Some Sugar Land residents are saying that Johnson Development came into this deal knowing a general plan was already in existence for the Imperial redevelopment project. “I say, keep the original plan with no changes,” states Diana Miller on a website she owns that protests the project. Miller, by the way, is running for city council against the incumbent District 1 Councilmember Don Smith, who has also expressed concerns about down scaling the number of multi-family units. “I will work to achieve a workable solution,” he said to the District 1 residents in a communication. “The site should be attractive and pleasant, plus spur economic growth for the north side commonly referred as Old Sugar Land,” said Smithers. Both Miller and Smithers live in the district where the project is proposed and Miller’s house is located back-to-back with the project.
While the review process for the project is in its early stages, it is no doubt in community input mode. A meeting held this Monday evening at Sugar Land’s Community Center turned out close to 300 residents, mostly from Sugar Mill. Johnson Development was reported to be a no show.
Miller tells the "Star" that the meeting was actually organized by Sugar Mill resident Alice Hillman who had concerns about the project. “She contacted Don Smithers after the initial Johnson Development meeting of Feb. 17,” said Miller. What followed were meeting arrangements modified by Miller, who requested a larger room at the community center to accommodate the resident crowd that was expected. She said she paid for the room since that was still pending, and did it because the residents were expecting to attend a meeting that both Smithers and Mary Von Tunglen were to have sent invitations to the community about attending. Miller said the meeting information, however, did not make it to the city’s website.
Doug Goff of Johnson Development told the "Star" that he understood that the meeting was initiated by Councilmember Smithers for the purpose of getting community feedback on issues related to the district, including the Imperial project. “We were invited just like everybody else and decided not to attend,” said Goff. He also said “we felt like we didn’t want to be a distraction to him (Smithers) and did not want to interfere with his election campaign,” adding that the program was not about us, but about the overall district.
In the meantime, Goff says there are plans for meeting with all the community leaders “with our revised plan that has changed.”

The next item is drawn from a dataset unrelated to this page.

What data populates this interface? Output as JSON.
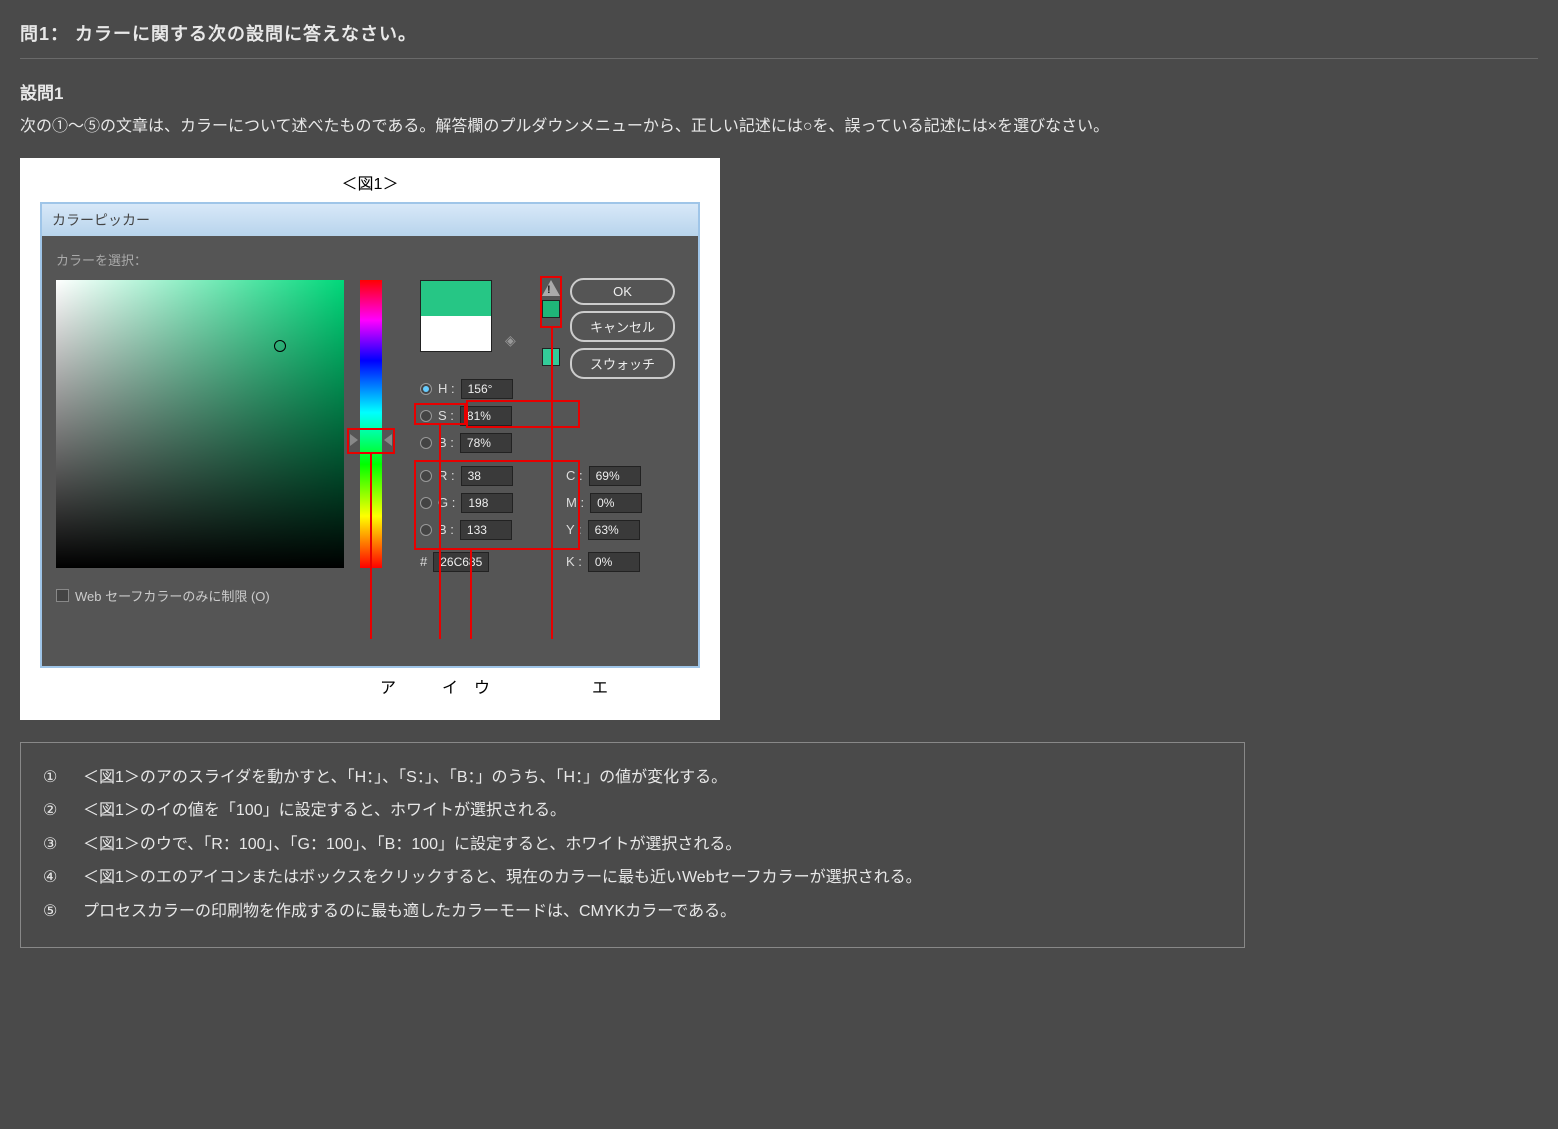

Miller said that at the meeting she kept hearing about how the property could end up sitting there and decline. “We are not saying Johnson should not be there,” but she says the residents want a hold on the proposed number of apartments that were approved in the 2007 plan. “We’re not anti development,” she adds, but says the concerned residents do not want the increased housing density.
There’s a rally planned on the steps of city hall for Tues., April 5, when the city council meets next. Imperial project protestors intend to be there with signs wearing their t-shirts. Among the areas of concern about the project is the potential of overcrowded schools, congested traffic, increasing crime, also whether there may be an adverse impact on property values, and this feedback is primarily for the part of the project with the multi-housing residential component.
The project proposed by Johnson Development and who was hired by Cherokee in 2009, had a Planned Development zoning application submitted to the city that showed an estimated 1,600 multi-family residential units, considerably more than the 494 initially proposed several years ago. The plan, however, also includes other more extensive components in the 700-acre property, such as the minor league stadium and related parking, which was not in the original layout.
All in all, Miller says, “Sugar Land should not be for sale to the highest bidder, particularly at the expense of the existing residents and our quality of life.”